Why Meaningful Feedback Is the Most Neglected Part of Assessment
Feedback is widely acknowledged as the most powerful driver of student improvement in higher education. Research consistently shows that students who receive specific, actionable feedback on their exam performance make significantly faster progress than those who receive only a numeric score. Yet in practice, detailed feedback is the element most commonly sacrificed when faculty face large class sizes. Writing meaningful feedback for 300 students — explaining precisely where marks were lost and why — can take longer than marking the papers themselves. The result is that students receive a number, not an education.
What "Automated" Feedback Actually Means
Automated feedback does not mean templated, generic comments like "Good effort" or "Please review the syllabus." That type of feedback is worse than useless because it wastes the student's attention without providing information. True automated feedback, as generated by DASES, is specific to each student's individual answer. The AI reads the student's handwritten response, evaluates it against the rubric, and then generates a natural language explanation of the evaluation — identifying which rubric criteria were met, which were partially met, and which were missed, and explaining why. The output is a paragraph that reads as though it was written by a knowledgeable human reviewer, because it is grounded in the same rubric a human would use.
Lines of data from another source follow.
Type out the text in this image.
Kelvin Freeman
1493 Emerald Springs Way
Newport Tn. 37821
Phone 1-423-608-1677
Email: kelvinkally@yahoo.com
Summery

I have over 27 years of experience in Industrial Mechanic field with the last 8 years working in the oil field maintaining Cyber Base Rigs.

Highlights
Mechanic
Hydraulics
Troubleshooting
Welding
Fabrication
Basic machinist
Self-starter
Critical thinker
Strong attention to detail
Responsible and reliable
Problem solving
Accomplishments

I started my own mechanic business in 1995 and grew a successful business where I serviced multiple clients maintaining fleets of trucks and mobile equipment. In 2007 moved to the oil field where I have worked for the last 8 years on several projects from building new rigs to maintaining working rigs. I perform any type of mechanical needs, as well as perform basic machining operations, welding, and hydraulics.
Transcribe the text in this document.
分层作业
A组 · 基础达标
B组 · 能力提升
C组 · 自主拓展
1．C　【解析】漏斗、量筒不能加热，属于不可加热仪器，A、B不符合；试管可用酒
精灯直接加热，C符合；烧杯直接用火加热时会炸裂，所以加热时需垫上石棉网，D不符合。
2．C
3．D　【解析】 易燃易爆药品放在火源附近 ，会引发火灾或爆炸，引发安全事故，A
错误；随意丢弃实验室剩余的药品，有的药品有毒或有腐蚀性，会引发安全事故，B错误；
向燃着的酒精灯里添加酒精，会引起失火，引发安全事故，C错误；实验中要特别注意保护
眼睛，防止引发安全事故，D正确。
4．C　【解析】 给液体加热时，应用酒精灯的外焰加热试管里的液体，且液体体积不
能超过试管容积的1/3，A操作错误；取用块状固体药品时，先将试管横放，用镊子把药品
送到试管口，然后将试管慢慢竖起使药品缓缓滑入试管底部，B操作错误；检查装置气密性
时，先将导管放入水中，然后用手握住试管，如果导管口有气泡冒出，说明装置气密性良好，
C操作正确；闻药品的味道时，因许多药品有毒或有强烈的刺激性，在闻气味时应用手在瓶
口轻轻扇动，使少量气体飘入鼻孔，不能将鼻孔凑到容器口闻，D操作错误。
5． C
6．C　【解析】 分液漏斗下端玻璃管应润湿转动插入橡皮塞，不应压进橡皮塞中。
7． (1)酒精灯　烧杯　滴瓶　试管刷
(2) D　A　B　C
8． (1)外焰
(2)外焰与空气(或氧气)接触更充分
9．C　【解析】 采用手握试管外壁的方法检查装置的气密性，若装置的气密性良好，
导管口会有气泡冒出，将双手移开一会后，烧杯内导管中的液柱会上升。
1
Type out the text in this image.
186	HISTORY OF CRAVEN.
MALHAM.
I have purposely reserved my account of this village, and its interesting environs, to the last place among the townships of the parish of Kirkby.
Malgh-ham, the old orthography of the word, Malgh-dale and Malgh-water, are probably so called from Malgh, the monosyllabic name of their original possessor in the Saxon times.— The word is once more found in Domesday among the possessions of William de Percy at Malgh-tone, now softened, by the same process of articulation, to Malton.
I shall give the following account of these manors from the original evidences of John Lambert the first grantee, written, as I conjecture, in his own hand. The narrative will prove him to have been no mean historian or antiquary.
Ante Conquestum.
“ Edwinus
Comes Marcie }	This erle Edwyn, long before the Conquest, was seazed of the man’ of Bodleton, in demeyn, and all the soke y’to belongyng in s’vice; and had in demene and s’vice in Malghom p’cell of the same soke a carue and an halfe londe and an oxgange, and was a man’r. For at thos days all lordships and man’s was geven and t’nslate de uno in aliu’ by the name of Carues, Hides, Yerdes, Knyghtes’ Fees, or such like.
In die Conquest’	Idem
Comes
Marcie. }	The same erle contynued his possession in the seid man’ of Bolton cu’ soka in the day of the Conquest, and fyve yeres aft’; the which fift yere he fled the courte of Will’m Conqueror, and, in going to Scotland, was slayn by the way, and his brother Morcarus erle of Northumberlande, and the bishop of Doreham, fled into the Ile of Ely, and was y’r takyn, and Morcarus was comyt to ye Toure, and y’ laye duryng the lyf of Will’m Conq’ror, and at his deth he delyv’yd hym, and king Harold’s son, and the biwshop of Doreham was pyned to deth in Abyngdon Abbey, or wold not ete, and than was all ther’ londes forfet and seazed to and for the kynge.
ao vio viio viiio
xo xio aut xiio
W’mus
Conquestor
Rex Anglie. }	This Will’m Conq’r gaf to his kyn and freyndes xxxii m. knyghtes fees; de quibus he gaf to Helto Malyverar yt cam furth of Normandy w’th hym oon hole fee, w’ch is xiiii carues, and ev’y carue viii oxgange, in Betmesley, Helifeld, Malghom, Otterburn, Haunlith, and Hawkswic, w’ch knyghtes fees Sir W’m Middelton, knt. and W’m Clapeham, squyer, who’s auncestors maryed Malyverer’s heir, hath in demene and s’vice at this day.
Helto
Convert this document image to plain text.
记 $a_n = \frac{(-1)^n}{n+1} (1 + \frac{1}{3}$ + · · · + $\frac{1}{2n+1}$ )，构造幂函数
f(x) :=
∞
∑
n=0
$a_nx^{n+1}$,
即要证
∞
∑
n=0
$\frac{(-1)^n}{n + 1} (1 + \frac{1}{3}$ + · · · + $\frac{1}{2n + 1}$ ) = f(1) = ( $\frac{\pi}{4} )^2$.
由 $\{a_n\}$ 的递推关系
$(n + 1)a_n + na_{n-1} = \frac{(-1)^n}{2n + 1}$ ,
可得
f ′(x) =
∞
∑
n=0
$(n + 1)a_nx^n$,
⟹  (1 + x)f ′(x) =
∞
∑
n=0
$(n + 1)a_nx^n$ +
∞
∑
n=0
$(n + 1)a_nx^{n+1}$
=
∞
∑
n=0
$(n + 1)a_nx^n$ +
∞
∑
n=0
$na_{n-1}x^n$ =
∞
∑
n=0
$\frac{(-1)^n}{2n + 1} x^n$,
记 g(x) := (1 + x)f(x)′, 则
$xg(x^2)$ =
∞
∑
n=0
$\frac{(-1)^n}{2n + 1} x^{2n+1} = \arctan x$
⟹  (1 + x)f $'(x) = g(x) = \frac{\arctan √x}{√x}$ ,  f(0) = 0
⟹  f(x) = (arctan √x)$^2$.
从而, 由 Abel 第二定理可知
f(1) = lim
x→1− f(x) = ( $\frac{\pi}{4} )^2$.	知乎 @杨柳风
Feedback at the Question Level, Not Just the Paper Level
The granularity of DASES feedback is its defining advantage. Rather than providing one comment per paper (the standard when feedback is provided at all), DASES generates specific feedback for every individual question. For a 10-question exam with 300 students, DASES generates 3,000 individual feedback segments — each one tailored to the specific student's specific answer to the specific question. A student who scored full marks on Q1 sees confirmation of what they did correctly. A student who lost 4 out of 10 marks on Q3 sees exactly which rubric criteria they failed to address, in plain language.
The Student Experience: From Score to Understanding
From the student perspective, the shift from receiving a score to receiving feedback transforms the evaluation from a judgment into a learning opportunity. When students see only "16/25" on a returned paper, they often cannot determine what they need to study differently before the next exam. When they see "You correctly described the concept of osmosis, but your answer did not address the role of membrane permeability, which was the central criterion for the remaining 4 marks," they have actionable information. DASES's student portal presents this feedback alongside the image of the student's original handwritten answer, allowing them to see precisely how their response compared to the rubric.
How Faculty Control the Feedback Tone
While the AI generates the feedback, faculty control its character through the rubric setup. Rubric criteria that are marked as "critical" produce stronger feedback language. Criteria marked as "supplementary" produce gentler language. Faculty can also set the general tone of feedback — whether it defaults to encouraging language that emphasizes what the student did well before addressing gaps, or a more direct assessment-focused tone. Additionally, faculty can create standard feedback phrases for common errors (e.g., "Always state your units in a physics derivation") that are appended to AI-generated comments when specific error patterns are detected.
Scalability: The Feedback Bottleneck Solved
The scalability of automated feedback is its core value proposition for large institutions. A faculty member at a coaching institute with 600 enrolled students could not feasibly write individual feedback for every answer of every student on every test — not and do anything else with their working week. DASES removes this constraint entirely. The moment the faculty member publishes graded results, every one of those 600 students receives a detailed, question-level feedback report simultaneously. The feedback quality does not degrade with scale; the 600th student receives the same depth of analysis as the first.